Below is a selection of replies from Chinese Internet users.
“Join the right party and every day is April Fool’s.”
“The post is a good example of unhealthy competition within the same industry.”
“Wow, it’s so rare to see some sense of humour out of Xinhua’s mouth… What? You mean Xinhua is serious?”
“Specifying a single day to fool others, and in the end letting others know how they were fooled—I completely agree that such an amatuer fooling method fails to correspond with China’s socialist values. In China, fooling should be carried out in the same manner as Party mouthpieces: fool people any time, any place, over any issue, and never tell them that they were taken in. Only this deserves to be called a core socialist value.”
The famous lie by the People’s Daily during the Great Leap Forward: that yield
per unit area of rice was over 40,590 pounds.
Best of Social Media
@redfireage: “The United States only took about 300 years to build the most powerful nation out of nothing. On the other hand, China only took several political movements to destroy a 5000-year-old civilization, creating poverty and a cultural desert. The United States constitution was written for its people and nation, while the Chinese Communist Party’s revolution was for its leader and dictatorship.” —Twitter
On controlling speech
Zhang Kangkang: “It seems that there are many different kinds of newspapers, but indeed there is only one. It seems that there are many different voices, but indeed there is only one. It seems that one can have numerous ideas, but indeed only one is allowed in practice. If necessary, they [the Party] will try to transform every human into a single model. They have absolute power to do this, and the regime is like a effective machine specially designed to do it, producing ‘slaves’ without a second thought.” —Twitter
Shenzhen’s Odd Ban
In late March, the Shenzhen government suddenly initiated a 100-day movement banning motorcycles, and restricting the use of electric scooters. Over 18,000 bikes were confiscated by police in 10 days, including the impounding of 1,200 courier tricycles and detention of 50 couriers. Violence was reportedly used by police. Couriers who relied on such vehicles for their jobs were forced out of work.
The abrupt, violent and very likely illegal “law enforcement” quickly drew public outrage. An article online told a story of a young man who set upon his own vehicle when chased by police, yelling: “I would rather smash my bike myself than give it to bandits.”

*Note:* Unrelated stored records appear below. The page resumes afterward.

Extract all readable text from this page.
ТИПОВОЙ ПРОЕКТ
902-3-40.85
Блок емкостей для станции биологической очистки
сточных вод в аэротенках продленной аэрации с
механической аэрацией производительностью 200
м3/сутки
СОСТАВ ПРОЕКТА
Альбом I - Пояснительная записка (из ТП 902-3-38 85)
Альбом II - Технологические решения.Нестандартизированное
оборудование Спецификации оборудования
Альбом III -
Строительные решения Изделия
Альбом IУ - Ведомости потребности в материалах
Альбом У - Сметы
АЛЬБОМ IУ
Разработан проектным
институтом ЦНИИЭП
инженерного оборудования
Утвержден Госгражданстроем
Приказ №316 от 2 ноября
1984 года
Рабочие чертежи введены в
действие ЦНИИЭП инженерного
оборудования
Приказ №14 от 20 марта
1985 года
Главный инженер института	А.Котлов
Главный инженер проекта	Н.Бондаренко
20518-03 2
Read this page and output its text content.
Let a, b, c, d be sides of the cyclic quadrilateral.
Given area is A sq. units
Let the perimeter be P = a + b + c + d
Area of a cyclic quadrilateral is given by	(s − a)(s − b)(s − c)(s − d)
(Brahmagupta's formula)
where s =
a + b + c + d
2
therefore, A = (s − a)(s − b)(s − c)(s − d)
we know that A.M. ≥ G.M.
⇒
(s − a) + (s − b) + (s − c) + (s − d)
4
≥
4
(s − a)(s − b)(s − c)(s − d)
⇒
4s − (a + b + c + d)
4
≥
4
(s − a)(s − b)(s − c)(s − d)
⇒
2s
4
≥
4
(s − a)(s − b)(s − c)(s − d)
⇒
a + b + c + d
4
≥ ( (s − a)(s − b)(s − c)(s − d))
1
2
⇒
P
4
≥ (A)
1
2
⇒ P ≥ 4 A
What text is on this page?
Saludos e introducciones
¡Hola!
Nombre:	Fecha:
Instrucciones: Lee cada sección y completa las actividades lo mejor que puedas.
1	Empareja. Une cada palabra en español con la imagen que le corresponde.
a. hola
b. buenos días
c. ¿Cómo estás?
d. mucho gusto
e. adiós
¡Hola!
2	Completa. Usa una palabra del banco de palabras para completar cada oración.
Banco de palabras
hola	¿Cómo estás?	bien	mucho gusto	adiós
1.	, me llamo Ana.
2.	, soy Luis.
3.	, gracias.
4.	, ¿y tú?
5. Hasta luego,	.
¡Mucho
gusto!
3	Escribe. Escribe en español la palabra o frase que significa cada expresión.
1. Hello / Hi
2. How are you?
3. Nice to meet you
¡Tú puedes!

The article also revealed an unconfirmed official document which outlined a series of rewards for police to confiscate vehicles: each tricycle impounded was to be rewarded with 100 yuan ($15.4), each motorcycle with 300 yuan ($46.3), and each scooter 30 yuan ($4.6).
The strange enforcement incident was the subject of heavy attack online. An internet user posted: “[The government] is always incapable of managing the country, but never short of new ways of disturbing civilians.”
Another highly-forwarded remark said: “Why are motorcycles never banned in Taiwan? The answer is that there is a vote behind each motorcycle rider, so no government dares do that. Imagine how many Shenzhen workers who rely on motorcycles or scooters have said ‘I don’t care about politics.’ People will now finally learn that politics is something they can’t ignore.”